The highlight of the presidential events would be the Handshaking Marathon. Thousands of voters, members of the press, and most important of all, representatives of special interest groups, would line up to shake each candidate's hand. The man who musters enough strength and stamina to outlast his rival is proclaimed the winner. Extra points go to the man who pretends to actually care about the person whose hand he is shaking. The favorite in this contest would be Bush, who, in addition to having the impressive stamina of a cheerleader, carries with him the mantle of compassionate conservatism, which never fails to dupe people into thinking he sympathizes with the plight of those less well off. Meanwhile, Al "Bored/Board" Gore would try to leech money off the hand shakers for his campaign and would later get disqualified from the contest for knowing Bill Clinton.
Following the completion of the Marathon, the candidates would display their creative skills of beauty and grace in the Chat and Smile With Old and/or Overweight TV Hosts Contest. A panel of judges would rate each candidate on his ability to tell the stupidest jokes, smile the phoniest smirks, and cross and uncross his legs several times during an interview with any TV personality. Gore, who has been taking lessons on how to be human, is certainly the favorite in this contest, as he has amazed millions of Oprah and Barbara Walters fans with his delightful candor and humor. However, George W. is not to be counted out of contention. He will easily pick up the bonus points awarded to the candidate who displays a cheery demeanor and childish smirk while talking about Cambodian children having their legs blown off by land mines.

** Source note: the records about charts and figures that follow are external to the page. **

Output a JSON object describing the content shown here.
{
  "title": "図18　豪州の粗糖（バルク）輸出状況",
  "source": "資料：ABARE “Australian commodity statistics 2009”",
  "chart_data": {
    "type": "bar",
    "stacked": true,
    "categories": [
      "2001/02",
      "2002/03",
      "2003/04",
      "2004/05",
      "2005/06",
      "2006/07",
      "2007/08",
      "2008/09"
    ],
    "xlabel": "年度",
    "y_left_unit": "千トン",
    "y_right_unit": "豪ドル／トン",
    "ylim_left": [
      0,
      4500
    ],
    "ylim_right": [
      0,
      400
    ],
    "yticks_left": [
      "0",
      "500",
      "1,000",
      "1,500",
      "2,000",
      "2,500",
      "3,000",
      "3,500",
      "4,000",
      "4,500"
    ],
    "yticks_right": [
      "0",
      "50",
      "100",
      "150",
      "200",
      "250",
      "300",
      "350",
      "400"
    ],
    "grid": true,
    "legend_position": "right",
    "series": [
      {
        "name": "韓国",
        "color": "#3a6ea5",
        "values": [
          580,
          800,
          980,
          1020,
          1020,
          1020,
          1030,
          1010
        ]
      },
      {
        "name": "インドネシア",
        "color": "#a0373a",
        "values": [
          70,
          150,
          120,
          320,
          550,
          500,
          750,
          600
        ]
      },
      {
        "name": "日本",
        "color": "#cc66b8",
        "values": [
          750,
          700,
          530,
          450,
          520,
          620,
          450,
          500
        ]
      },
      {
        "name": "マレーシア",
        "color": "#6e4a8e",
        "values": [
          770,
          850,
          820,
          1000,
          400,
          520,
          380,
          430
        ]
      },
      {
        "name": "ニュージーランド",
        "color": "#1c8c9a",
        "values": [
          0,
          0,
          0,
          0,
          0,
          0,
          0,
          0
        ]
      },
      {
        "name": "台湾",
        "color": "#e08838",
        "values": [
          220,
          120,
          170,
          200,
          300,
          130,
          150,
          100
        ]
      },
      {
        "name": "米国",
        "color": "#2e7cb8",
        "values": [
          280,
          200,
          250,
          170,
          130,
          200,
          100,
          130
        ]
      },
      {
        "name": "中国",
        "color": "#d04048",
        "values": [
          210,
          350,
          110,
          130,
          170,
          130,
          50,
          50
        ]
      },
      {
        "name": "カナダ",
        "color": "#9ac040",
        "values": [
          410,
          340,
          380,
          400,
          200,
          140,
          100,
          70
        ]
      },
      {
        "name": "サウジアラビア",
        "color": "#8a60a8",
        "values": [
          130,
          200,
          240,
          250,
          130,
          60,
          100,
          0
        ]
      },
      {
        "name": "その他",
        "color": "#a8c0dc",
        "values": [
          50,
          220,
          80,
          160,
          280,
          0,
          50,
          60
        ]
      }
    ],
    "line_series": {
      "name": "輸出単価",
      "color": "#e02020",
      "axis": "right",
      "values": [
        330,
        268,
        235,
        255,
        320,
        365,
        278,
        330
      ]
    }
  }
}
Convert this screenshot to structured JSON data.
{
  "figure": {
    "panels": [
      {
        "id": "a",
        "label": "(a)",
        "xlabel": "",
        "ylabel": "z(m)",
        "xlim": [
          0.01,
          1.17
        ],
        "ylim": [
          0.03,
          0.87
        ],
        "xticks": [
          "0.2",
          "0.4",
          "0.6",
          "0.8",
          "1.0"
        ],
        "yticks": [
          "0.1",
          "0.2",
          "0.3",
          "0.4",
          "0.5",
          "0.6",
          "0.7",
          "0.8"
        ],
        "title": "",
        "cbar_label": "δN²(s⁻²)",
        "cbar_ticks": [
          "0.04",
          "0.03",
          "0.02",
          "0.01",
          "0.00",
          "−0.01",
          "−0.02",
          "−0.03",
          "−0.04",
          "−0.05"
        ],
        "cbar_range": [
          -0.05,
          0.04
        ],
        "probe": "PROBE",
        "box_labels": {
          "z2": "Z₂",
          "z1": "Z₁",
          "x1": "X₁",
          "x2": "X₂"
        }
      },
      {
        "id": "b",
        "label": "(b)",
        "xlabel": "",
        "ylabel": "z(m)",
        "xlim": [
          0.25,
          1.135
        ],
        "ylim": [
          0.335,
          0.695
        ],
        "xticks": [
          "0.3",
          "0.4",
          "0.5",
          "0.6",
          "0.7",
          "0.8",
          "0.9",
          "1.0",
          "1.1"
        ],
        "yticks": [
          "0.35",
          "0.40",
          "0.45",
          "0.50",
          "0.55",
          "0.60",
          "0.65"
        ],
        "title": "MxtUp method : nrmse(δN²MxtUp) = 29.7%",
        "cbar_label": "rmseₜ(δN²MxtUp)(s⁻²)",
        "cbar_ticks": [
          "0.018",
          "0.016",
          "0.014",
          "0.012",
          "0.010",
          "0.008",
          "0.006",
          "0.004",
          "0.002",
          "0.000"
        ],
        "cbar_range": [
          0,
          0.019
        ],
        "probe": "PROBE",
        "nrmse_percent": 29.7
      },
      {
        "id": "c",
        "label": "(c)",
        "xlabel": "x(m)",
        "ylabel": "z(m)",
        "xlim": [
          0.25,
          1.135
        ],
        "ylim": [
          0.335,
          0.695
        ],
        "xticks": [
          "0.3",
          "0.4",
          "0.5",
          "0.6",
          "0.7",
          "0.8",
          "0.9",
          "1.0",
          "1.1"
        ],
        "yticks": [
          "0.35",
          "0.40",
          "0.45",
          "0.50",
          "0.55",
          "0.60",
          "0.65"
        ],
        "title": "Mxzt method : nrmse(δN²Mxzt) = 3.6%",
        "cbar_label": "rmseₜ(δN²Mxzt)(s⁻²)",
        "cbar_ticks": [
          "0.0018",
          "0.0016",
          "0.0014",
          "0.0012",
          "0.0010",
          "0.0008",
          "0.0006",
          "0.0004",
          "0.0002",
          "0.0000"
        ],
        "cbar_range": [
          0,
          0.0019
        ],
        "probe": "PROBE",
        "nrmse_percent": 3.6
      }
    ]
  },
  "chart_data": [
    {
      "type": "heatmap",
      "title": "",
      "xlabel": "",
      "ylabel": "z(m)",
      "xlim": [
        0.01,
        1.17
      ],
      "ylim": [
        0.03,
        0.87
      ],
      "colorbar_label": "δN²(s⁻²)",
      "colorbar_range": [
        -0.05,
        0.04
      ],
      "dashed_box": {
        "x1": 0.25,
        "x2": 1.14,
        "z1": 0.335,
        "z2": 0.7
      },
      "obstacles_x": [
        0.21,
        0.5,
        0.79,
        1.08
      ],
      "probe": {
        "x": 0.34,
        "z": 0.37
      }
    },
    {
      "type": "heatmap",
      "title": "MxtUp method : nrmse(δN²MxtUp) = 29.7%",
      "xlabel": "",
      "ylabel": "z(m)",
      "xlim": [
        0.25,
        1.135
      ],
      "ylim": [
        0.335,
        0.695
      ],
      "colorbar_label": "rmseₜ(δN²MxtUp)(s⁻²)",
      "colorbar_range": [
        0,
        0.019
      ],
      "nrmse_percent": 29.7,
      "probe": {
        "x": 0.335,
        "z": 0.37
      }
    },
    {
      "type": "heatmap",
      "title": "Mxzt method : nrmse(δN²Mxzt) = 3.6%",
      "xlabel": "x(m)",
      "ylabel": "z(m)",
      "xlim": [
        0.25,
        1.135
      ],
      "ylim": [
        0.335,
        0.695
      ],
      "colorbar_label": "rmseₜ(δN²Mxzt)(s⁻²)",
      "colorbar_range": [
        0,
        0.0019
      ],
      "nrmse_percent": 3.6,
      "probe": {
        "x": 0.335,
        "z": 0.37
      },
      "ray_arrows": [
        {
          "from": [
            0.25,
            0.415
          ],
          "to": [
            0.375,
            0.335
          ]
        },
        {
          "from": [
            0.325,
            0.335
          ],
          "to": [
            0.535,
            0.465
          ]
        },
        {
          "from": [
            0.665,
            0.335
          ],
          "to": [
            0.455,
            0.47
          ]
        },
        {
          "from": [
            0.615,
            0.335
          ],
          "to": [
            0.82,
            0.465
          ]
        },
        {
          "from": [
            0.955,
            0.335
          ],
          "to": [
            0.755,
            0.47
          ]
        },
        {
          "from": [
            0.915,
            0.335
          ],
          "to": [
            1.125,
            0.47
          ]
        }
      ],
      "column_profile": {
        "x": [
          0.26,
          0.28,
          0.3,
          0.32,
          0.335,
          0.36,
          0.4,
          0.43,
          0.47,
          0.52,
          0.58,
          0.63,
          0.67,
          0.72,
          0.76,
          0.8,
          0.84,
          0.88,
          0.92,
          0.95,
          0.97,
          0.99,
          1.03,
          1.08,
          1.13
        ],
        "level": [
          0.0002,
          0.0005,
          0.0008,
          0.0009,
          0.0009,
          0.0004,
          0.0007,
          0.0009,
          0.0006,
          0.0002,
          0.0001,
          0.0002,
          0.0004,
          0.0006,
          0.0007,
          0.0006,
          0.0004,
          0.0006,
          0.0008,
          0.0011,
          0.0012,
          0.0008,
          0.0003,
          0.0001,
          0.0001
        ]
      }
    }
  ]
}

In the next contest, the candidates compete to see who is the most spoiled and the most lazy. The Spoiled and Ungrateful Competition, as it is called, therefore requires incredible amounts of ineptness and inaction on the part of the candidate, as he must rely on others -- like his father -- to achieve anything. Excessive drinking, drug use, and poor effort and grades in school are pluses, because it shows that even with incredible amounts of help, the candidate still tries to mess things up. The favorite here is obviously George W., who swam in the wake of his accomplished father to get into schools, contributing nothing except for cheerleading and goofy faces. W's question to George Sr. was essentially, "Daddy, can I be president when I grow up?" That question was asked by W. a year or so ago.
In the final event, Al Gore and George W. would square off in the Lame Political Attack Contest. Hurling insults like, "My health plan is better than yours, at least for the people that are giving me lots of money," Gore would most likely try to portray Bush as an enemy of the people. W. would counter with the classic "I know you are but what am I," and would in turn brand Gore a liberal who wants to help the poor get health care. George, with his puerile weaknesses, would most likely be the loser and cry for his mommy.
In the end, both candidates would most likely completely humiliate each other and themselves, exposing all their many flaws and acts of stupidity, therefore making them both fit to be president. The series of contests would only clarify the horrible choice the American people have to make.